France, which has significant business interests in its former colony and relies on it to fight against Islamist militants, has been careful not to overly criticize the government’s handling of the crisis.
“France condemns the new killings of law enforcement officials that took place on 1 February in Cameroon,” Foreign ministry spokeswoman Agnes Von der Muhll told reporters in a daily briefing after three gendarmes were killed in separate clashes on Thursday in towns in the North West Region.
She said only dialogue would enable a peaceful response to the concerns of all sides and ensure the unity and integrity of the country.
“This is a message we are also passing on to the Cameroonian authorities, in close consultation with our European and international partners,” the spokeswoman added.
Violence has flared in the past week, with armed separatist factions clashing against Cameroon security forces in several towns and villages in the two English-speaking regions after Nigeria deported the leader of the self-declared state and 46 others.

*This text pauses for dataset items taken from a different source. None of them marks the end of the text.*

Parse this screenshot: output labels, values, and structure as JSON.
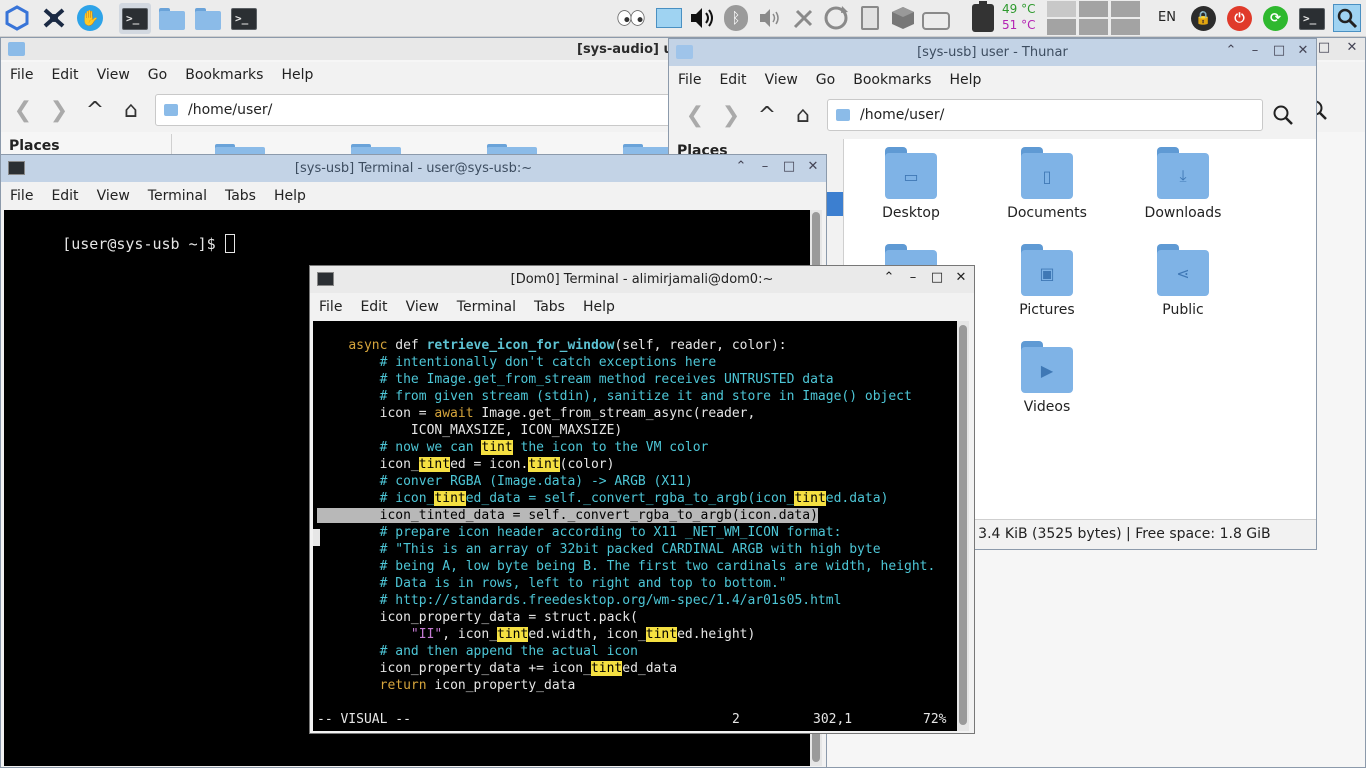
{
  "panel": {
    "temp_cpu": "49 °C",
    "temp_gpu": "51 °C",
    "language": "EN",
    "colors": {
      "temp_cpu": "#2e9a2e",
      "temp_gpu": "#b322b3",
      "shutdown": "#e03a2a",
      "restart": "#2eb82e"
    },
    "icons": [
      "qubes-logo-icon",
      "xfce-icon",
      "qubes-manager-icon",
      "terminal-task-icon",
      "folder-task-icon",
      "folder-task-icon",
      "terminal-task-icon",
      "eyes-icon",
      "screenshot-icon",
      "volume-icon",
      "bluetooth-icon",
      "volume-low-icon",
      "tools-icon",
      "update-icon",
      "clipboard-icon",
      "cube-icon",
      "drive-icon",
      "battery-icon",
      "lock-icon",
      "power-icon",
      "restart-icon",
      "terminal-icon",
      "search-icon"
    ]
  },
  "win_audio": {
    "title": "[sys-audio] user",
    "menu": [
      "File",
      "Edit",
      "View",
      "Go",
      "Bookmarks",
      "Help"
    ],
    "path": "/home/user/",
    "places": "Places"
  },
  "win_thunar": {
    "title": "[sys-usb] user - Thunar",
    "menu": [
      "File",
      "Edit",
      "View",
      "Go",
      "Bookmarks",
      "Help"
    ],
    "path": "/home/user/",
    "places": "Places",
    "folders": [
      {
        "name": "Desktop",
        "icon": "desktop-icon"
      },
      {
        "name": "Documents",
        "icon": "document-icon"
      },
      {
        "name": "Downloads",
        "icon": "download-icon"
      },
      {
        "name": "Pictures",
        "icon": "picture-icon"
      },
      {
        "name": "Public",
        "icon": "share-icon"
      },
      {
        "name": "Videos",
        "icon": "video-icon"
      }
    ],
    "status": ": 3.4 KiB (3525 bytes)  |  Free space: 1.8 GiB"
  },
  "win_usb_term": {
    "title": "[sys-usb] Terminal - user@sys-usb:~",
    "menu": [
      "File",
      "Edit",
      "View",
      "Terminal",
      "Tabs",
      "Help"
    ],
    "prompt": "[user@sys-usb ~]$ "
  },
  "win_dom0_term": {
    "title": "[Dom0] Terminal - alimirjamali@dom0:~",
    "menu": [
      "File",
      "Edit",
      "View",
      "Terminal",
      "Tabs",
      "Help"
    ],
    "code": [
      [
        [
          "    ",
          ""
        ],
        [
          "async",
          "kw"
        ],
        [
          " def ",
          ""
        ],
        [
          "retrieve_icon_for_window",
          "fn"
        ],
        [
          "(self, reader, color):",
          ""
        ]
      ],
      [
        [
          "        ",
          ""
        ],
        [
          "# intentionally don't catch exceptions here",
          "cm"
        ]
      ],
      [
        [
          "        ",
          ""
        ],
        [
          "# the Image.get_from_stream method receives UNTRUSTED data",
          "cm"
        ]
      ],
      [
        [
          "        ",
          ""
        ],
        [
          "# from given stream (stdin), sanitize it and store in Image() object",
          "cm"
        ]
      ],
      [
        [
          "        icon = ",
          ""
        ],
        [
          "await",
          "kw"
        ],
        [
          " Image.get_from_stream_async(reader,",
          ""
        ]
      ],
      [
        [
          "            ICON_MAXSIZE, ICON_MAXSIZE)",
          ""
        ]
      ],
      [
        [
          "        ",
          ""
        ],
        [
          "# now we can ",
          "cm"
        ],
        [
          "tint",
          "hl"
        ],
        [
          " the icon to the VM color",
          "cm"
        ]
      ],
      [
        [
          "        icon_",
          ""
        ],
        [
          "tint",
          "hl"
        ],
        [
          "ed = icon.",
          ""
        ],
        [
          "tint",
          "hl"
        ],
        [
          "(color)",
          ""
        ]
      ],
      [
        [
          "        ",
          ""
        ],
        [
          "# conver RGBA (Image.data) -> ARGB (X11)",
          "cm"
        ]
      ],
      [
        [
          "        ",
          ""
        ],
        [
          "# icon_",
          "cm"
        ],
        [
          "tint",
          "hl"
        ],
        [
          "ed_data = self._convert_rgba_to_argb(icon_",
          "cm"
        ],
        [
          "tint",
          "hl"
        ],
        [
          "ed.data)",
          "cm"
        ]
      ],
      [
        [
          "        icon_tinted_data = self._convert_rgba_to_argb(icon.data)",
          "sel"
        ]
      ],
      [
        [
          "        ",
          ""
        ],
        [
          "# prepare icon header according to X11 _NET_WM_ICON format:",
          "cm"
        ]
      ],
      [
        [
          "        ",
          ""
        ],
        [
          "# \"This is an array of 32bit packed CARDINAL ARGB with high byte",
          "cm"
        ]
      ],
      [
        [
          "        ",
          ""
        ],
        [
          "# being A, low byte being B. The first two cardinals are width, height.",
          "cm"
        ]
      ],
      [
        [
          "        ",
          ""
        ],
        [
          "# Data is in rows, left to right and top to bottom.\"",
          "cm"
        ]
      ],
      [
        [
          "        ",
          ""
        ],
        [
          "# http://standards.freedesktop.org/wm-spec/1.4/ar01s05.html",
          "cm"
        ]
      ],
      [
        [
          "        icon_property_data = struct.pack(",
          ""
        ]
      ],
      [
        [
          "            ",
          ""
        ],
        [
          "\"II\"",
          "st"
        ],
        [
          ", icon_",
          ""
        ],
        [
          "tint",
          "hl"
        ],
        [
          "ed.width, icon_",
          ""
        ],
        [
          "tint",
          "hl"
        ],
        [
          "ed.height)",
          ""
        ]
      ],
      [
        [
          "        ",
          ""
        ],
        [
          "# and then append the actual icon",
          "cm"
        ]
      ],
      [
        [
          "        icon_property_data += icon_",
          ""
        ],
        [
          "tint",
          "hl"
        ],
        [
          "ed_data",
          ""
        ]
      ],
      [
        [
          "        ",
          ""
        ],
        [
          "return",
          "kw"
        ],
        [
          " icon_property_data",
          ""
        ]
      ]
    ],
    "vim_mode": "-- VISUAL --",
    "vim_sel_count": "2",
    "vim_position": "302,1",
    "vim_percent": "72%",
    "colors": {
      "background": "#000000",
      "highlight": "#f5e042",
      "comment": "#4dc6d6",
      "keyword": "#d6a53c"
    }
  }
}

The United Nations refugee agency condemned the handing over of the 47 people, saying most of them had submitted asylum claims and their forced return was in violation of international refugee law.
More than 43,000 Cameroonians have fled as refugees to Nigeria to escape the government crackdown on the separatists, say local aid officials. The majority are in Nigeria’s Cross River state, which borders southwest Cameroon.